Option B — Migrate public edge to K8s nginx-ingress

Why: Eliminates the split-ingress complexity that caused the routing confusion.

Implementation pieces:

  1. Reconcile ingressClassName: nginxpublic (or change the controller to nginx).
  2. Reconfigure Traefik to not bind public 80/443, or move it to an internal Docker-only role.
  3. Point public DNS/router directly at the K8s nginx-ingress controller (host-network or NodePort).
  4. Re-issue all certs via cert-manager and remove the static-cert workaround.
  5. Still add blackbox exporter / Alertmanager / Hermes metrics as in Option A.

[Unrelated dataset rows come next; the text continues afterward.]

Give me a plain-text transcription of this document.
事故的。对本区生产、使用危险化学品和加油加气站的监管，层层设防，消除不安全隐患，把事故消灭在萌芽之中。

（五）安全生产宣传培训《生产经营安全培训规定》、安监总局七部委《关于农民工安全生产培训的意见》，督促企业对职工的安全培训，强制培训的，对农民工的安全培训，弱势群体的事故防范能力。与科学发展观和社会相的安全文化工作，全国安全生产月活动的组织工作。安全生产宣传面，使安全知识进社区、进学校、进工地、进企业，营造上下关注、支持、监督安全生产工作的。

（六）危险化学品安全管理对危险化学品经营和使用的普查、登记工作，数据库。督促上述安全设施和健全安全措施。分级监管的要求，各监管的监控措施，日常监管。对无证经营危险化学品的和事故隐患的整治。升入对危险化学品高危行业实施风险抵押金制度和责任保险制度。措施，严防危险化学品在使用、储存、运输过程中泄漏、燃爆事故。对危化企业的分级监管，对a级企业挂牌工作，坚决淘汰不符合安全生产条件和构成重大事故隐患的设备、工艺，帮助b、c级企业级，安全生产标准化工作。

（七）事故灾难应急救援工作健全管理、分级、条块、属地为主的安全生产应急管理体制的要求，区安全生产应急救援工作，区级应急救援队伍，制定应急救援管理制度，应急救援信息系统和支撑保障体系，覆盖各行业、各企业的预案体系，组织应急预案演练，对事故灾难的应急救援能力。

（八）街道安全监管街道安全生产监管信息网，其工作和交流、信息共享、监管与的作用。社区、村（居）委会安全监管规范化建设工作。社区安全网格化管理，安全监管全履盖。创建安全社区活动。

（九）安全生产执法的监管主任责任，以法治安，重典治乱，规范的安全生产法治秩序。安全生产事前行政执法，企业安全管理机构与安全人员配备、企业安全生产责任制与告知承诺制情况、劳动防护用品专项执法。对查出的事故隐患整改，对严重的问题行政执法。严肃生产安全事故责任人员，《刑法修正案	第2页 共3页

Trade-off: Larger architectural change, risk of another outage during migration, but cleaner long term.


Suggested file changes (all under hermes-mcp/)

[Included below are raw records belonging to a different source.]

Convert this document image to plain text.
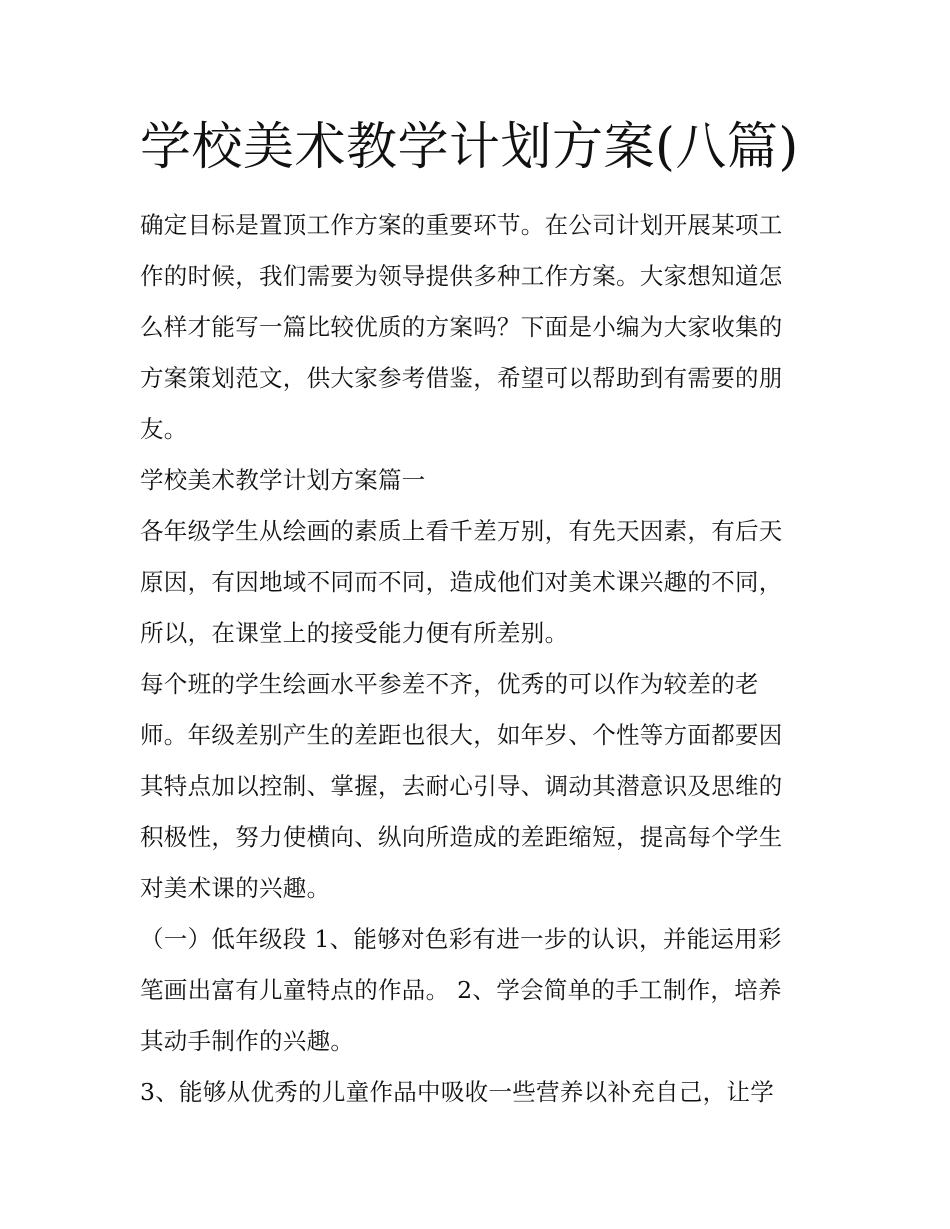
学校美术教学计划方案(八篇)
确定目标是置顶工作方案的重要环节。在公司计划开展某项工
作的时候，我们需要为领导提供多种工作方案。大家想知道怎
么样才能写一篇比较优质的方案吗？下面是小编为大家收集的
方案策划范文，供大家参考借鉴，希望可以帮助到有需要的朋
友。
学校美术教学计划方案篇一
各年级学生从绘画的素质上看千差万别，有先天因素，有后天
原因，有因地域不同而不同，造成他们对美术课兴趣的不同，
所以，在课堂上的接受能力便有所差别。
每个班的学生绘画水平参差不齐，优秀的可以作为较差的老
师。年级差别产生的差距也很大，如年岁、个性等方面都要因
其特点加以控制、掌握，去耐心引导、调动其潜意识及思维的
积极性，努力使横向、纵向所造成的差距缩短，提高每个学生
对美术课的兴趣。
（一）低年级段 1、能够对色彩有进一步的认识，并能运用彩
笔画出富有儿童特点的作品。 2、学会简单的手工制作，培养
其动手制作的兴趣。
3、能够从优秀的儿童作品中吸收一些营养以补充自己，让学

  • New: docs/runbooks/2026-06-14-public-edge-outage-rca.md
  • New / rewrite: docs/runbooks/deployment.md
  • New: docs/runbooks/monitoring-playbook.md (alert runbook)
  • New: scripts/verify-public-endpoints.sh
  • New: scripts/check-k8s-ingress.sh
  • Modify: src/index.ts — add /metrics, /ready, enhance /health
  • Modify: hermes-k8s.yaml — add startup probe, resource requests/limits
  • New: monitoring/blackbox.yml, monitoring/prometheus.yml, monitoring/alert-rules.yml, monitoring/alertmanager.yml
  • Modify: root docker-compose.fetcherpay.yml or create monitoring/docker-compose.monitoring.yml if the user prefers not to touch the prod compose file.

Phasing recommendation

  • Phase 1 (immediate): RCA doc + runbook + scripts/verify-public-endpoints.sh.
  • Phase 2 (this week): blackbox exporter + cert-expiry alerts + container-up check.
  • Phase 3 (next sprint): Hermes /metrics + dashboards + Alertmanager Slack routing.
  • Phase 4 (future): decide on Option B edge migration after Phase 13 are stable.